第14話《観測者》
1.静寂の前触れ
夜明け前の学園。
誰もいない中庭に、黒いフードの人物が立っていた。
白い花弁を指先で転がしながら、その者は呟く。
「“器”は整いつつある……問題は、彼がどちらへ傾くか」
それは、ウィスパラーの“観測者”と呼ばれる者だった。
2.セナの気づき
レンと話した翌日、セナはぼんやりとした不安を抱えていた。
「なんだろう……あの笑顔、初めて見るのに……怖い」
教室でノートを取るレンの横顔。
その無垢な表情に、言いようのない違和感があった。
(彼が“普通”であろうとすればするほど、何かが揺らぐ)
放課後、セナは人気のない廊下で白い花を見つける。
「……これ、あの夜と同じ」
見つめていると、背後から声がした。
「それは、選ばれた者にしか見つけられない花だ」
振り向くと、そこには知らない青年がいた。
黒髪に灰色の目。感情の読めない表情。
「君は……誰?」
「ただの観測者だよ、セナ・アラタ。君を“見に来た”」
その言葉に、セナは凍りついた。
3.ウィスパラーの提案
セナが保健室に駆け込んだ直後、レンもそれを察知した。
「何かあったのか?」
「……変な人がいたの。私のこと、知ってて」
レンの瞳が一瞬だけ鋭くなった。
「そいつ、どんな声だった?」
「……静かだけど、響く声。まるで……夢の中みたいで」
レンはすぐさま教官室へ向かう。
斎木に報告すると、彼の眉が僅かに動いた。
「……ウィスパラーか。

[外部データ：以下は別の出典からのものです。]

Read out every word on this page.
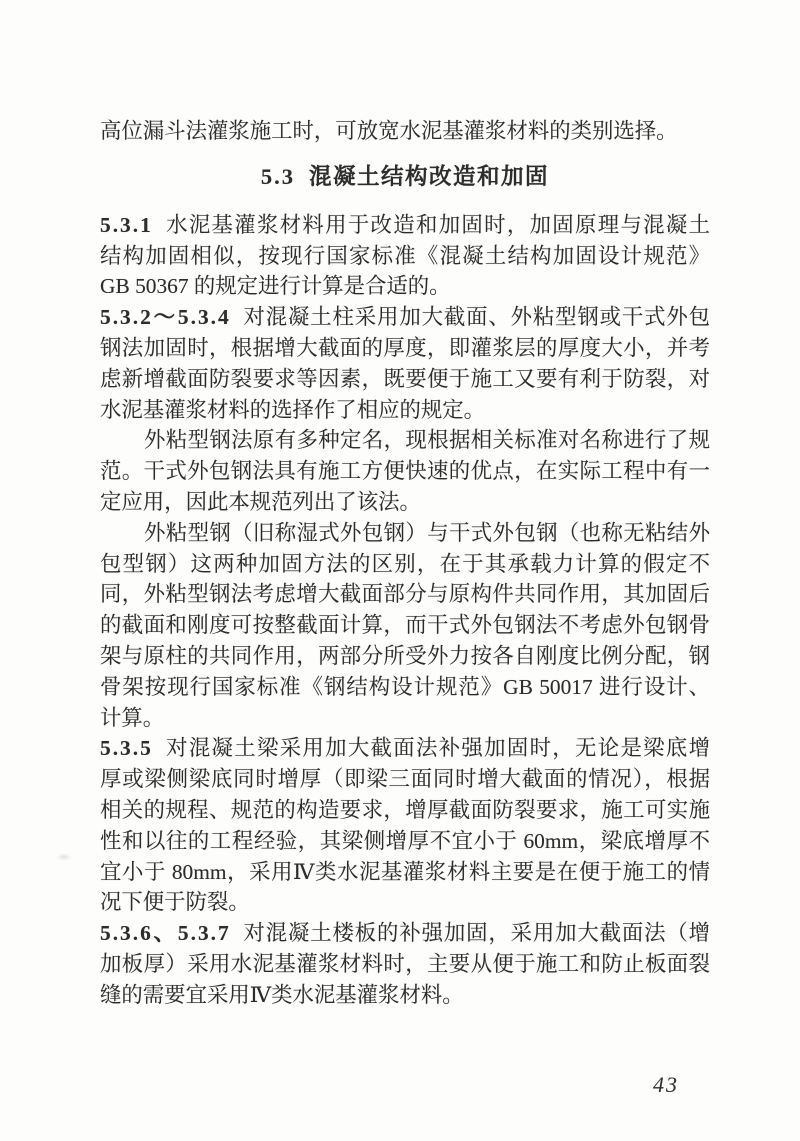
高位漏斗法灌浆施工时，可放宽水泥基灌浆材料的类别选择。
5.3 混凝土结构改造和加固
5.3.1 水泥基灌浆材料用于改造和加固时，加固原理与混凝土
结构加固相似，按现行国家标准《混凝土结构加固设计规范》
GB 50367 的规定进行计算是合适的。
5.3.2～5.3.4 对混凝土柱采用加大截面、外粘型钢或干式外包
钢法加固时，根据增大截面的厚度，即灌浆层的厚度大小，并考
虑新增截面防裂要求等因素，既要便于施工又要有利于防裂，对
水泥基灌浆材料的选择作了相应的规定。
外粘型钢法原有多种定名，现根据相关标准对名称进行了规
范。干式外包钢法具有施工方便快速的优点，在实际工程中有一
定应用，因此本规范列出了该法。
外粘型钢（旧称湿式外包钢）与干式外包钢（也称无粘结外
包型钢）这两种加固方法的区别，在于其承载力计算的假定不
同，外粘型钢法考虑增大截面部分与原构件共同作用，其加固后
的截面和刚度可按整截面计算，而干式外包钢法不考虑外包钢骨
架与原柱的共同作用，两部分所受外力按各自刚度比例分配，钢
骨架按现行国家标准《钢结构设计规范》GB 50017 进行设计、
计算。
5.3.5 对混凝土梁采用加大截面法补强加固时，无论是梁底增
厚或梁侧梁底同时增厚（即梁三面同时增大截面的情况），根据
相关的规程、规范的构造要求，增厚截面防裂要求，施工可实施
性和以往的工程经验，其梁侧增厚不宜小于 60mm，梁底增厚不
宜小于 80mm，采用Ⅳ类水泥基灌浆材料主要是在便于施工的情
况下便于防裂。
5.3.6、5.3.7 对混凝土楼板的补强加固，采用加大截面法（增
加板厚）采用水泥基灌浆材料时，主要从便于施工和防止板面裂
缝的需要宜采用Ⅳ类水泥基灌浆材料。
43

予想より早い」
「知ってるんですか」
「“囁く者”──思想の伝播を主とする、精神干渉型の組織だ。
目的は不明。だが、接触されたなら、次は引き込まれる」
レンは拳を握った。
「……させません」
4.神堂の呼び出し
その夜、レンは神堂理事長に呼び出される。
「ウィスパラーが動いた。……君を試しているな」
「俺を、ですか?」
「そう。“器”としての完成度を」
神堂は書類を一枚差し出す。
そこにはセナの出生記録が。
「彼女はただの庶民ではない。君にとって、失ってはならない存在だ。
だが──それを理解した瞬間から、君は“戦士”ではいられなくなる」
レンは黙ってファイルを返した。
「……それでも、守ると決めました」
神堂は薄く笑った。
「ならば進め。壊される覚悟を持て」
5.夜の決意
レンは屋上にいた。
夜風に髪をなびかせ、ただ一点を見つめている。
足音。
現れたのは、再び黒フードの観測者だった。
「……何を企んでいる」
「何も。ただ、見届けているだけだ。君が、どちらに転ぶかを」
「俺は、もう選んだ」
「そうかな? なら、近いうちに君の選択が問われる時が来るだろう」
風が吹き抜け、男は姿を消す。
その場に、白い花だけが残されていた。